Polling from the American Sustainable Business Council (ASBC) found that 92 percent of small business owners supported regulations to protect our air and water from contamination by toxic chemicals. And before you dismiss that as a skewed study, keep this in mind: 47 percent of the respondents were self-identified Republicans.
Of course when you think about it, this shouldn’t be too surprising. While many businesses rely on clean water, from food production to manufacturing and tourism, even companies that don’t have a direct connection to water, are helped when water is clean. And with every company that continues grow, and create jobs, our economy gets stronger and benefits everyone.

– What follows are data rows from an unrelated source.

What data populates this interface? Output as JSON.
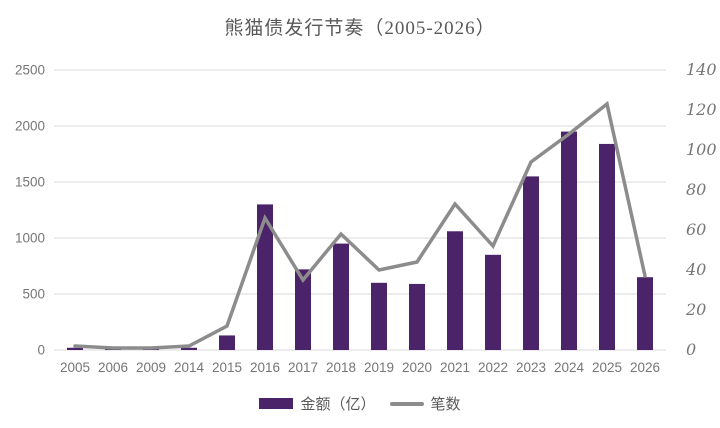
{
  "title": "熊猫债发行节奏（2005-2026）",
  "legend": {
    "bar_label": "金额（亿）",
    "line_label": "笔数"
  },
  "colors": {
    "bar": "#4B2369",
    "line": "#8C8C8C",
    "grid": "#D9D9D9",
    "axis_text": "#767676",
    "title_text": "#595959"
  },
  "chart_data": {
    "type": "bar",
    "subtype": "bar-line-combo",
    "title": "熊猫债发行节奏（2005-2026）",
    "categories": [
      "2005",
      "2006",
      "2009",
      "2014",
      "2015",
      "2016",
      "2017",
      "2018",
      "2019",
      "2020",
      "2021",
      "2022",
      "2023",
      "2024",
      "2025",
      "2026"
    ],
    "series": [
      {
        "name": "金额（亿）",
        "type": "bar",
        "axis": "left",
        "values": [
          20,
          10,
          10,
          20,
          130,
          1300,
          720,
          950,
          600,
          590,
          1060,
          850,
          1550,
          1950,
          1840,
          650
        ]
      },
      {
        "name": "笔数",
        "type": "line",
        "axis": "right",
        "values": [
          2,
          1,
          1,
          2,
          12,
          66,
          35,
          58,
          40,
          44,
          73,
          52,
          94,
          108,
          123,
          37
        ]
      }
    ],
    "left_axis": {
      "min": 0,
      "max": 2500,
      "step": 500,
      "ticks": [
        0,
        500,
        1000,
        1500,
        2000,
        2500
      ]
    },
    "right_axis": {
      "min": 0,
      "max": 140,
      "step": 20,
      "ticks": [
        0,
        20,
        40,
        60,
        80,
        100,
        120,
        140
      ]
    },
    "grid": "horizontal",
    "legend_position": "bottom"
  }
}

And who benefits when our waters get contaminated? Not small businesses like mine. It would just make it harder for us to operate. Not the communities we rely on. A spill like the one on the Elk River earlier this year can cost communities tens of millions of dollars a day. There’s no economic upside to that.
But there is an economic upside to regulations like these. According to one estimate from the National Resources Defense Council (NRDC), these rules could offer anywhere between $388 million and $514 million in economic benefits, compared to only $162 million to $278 million in costs. Even in the worst-case scenario, that kind of return is something a business owner would jump at.
That’s why I’m going to talk to Congress today – to tell them that businesses need this kind of action from the government. I may be the only business owner in the room telling them that today, but I’m not the only one who wants it.
Eric Henry is President, TS Designs, Burlington, NC and a member of the American Sustainable Business Council. He is testifying before the U.S. House Subcommittee on Water Resources and Environment, Wednesday, June 11 at 10:00 AM (Second Panel).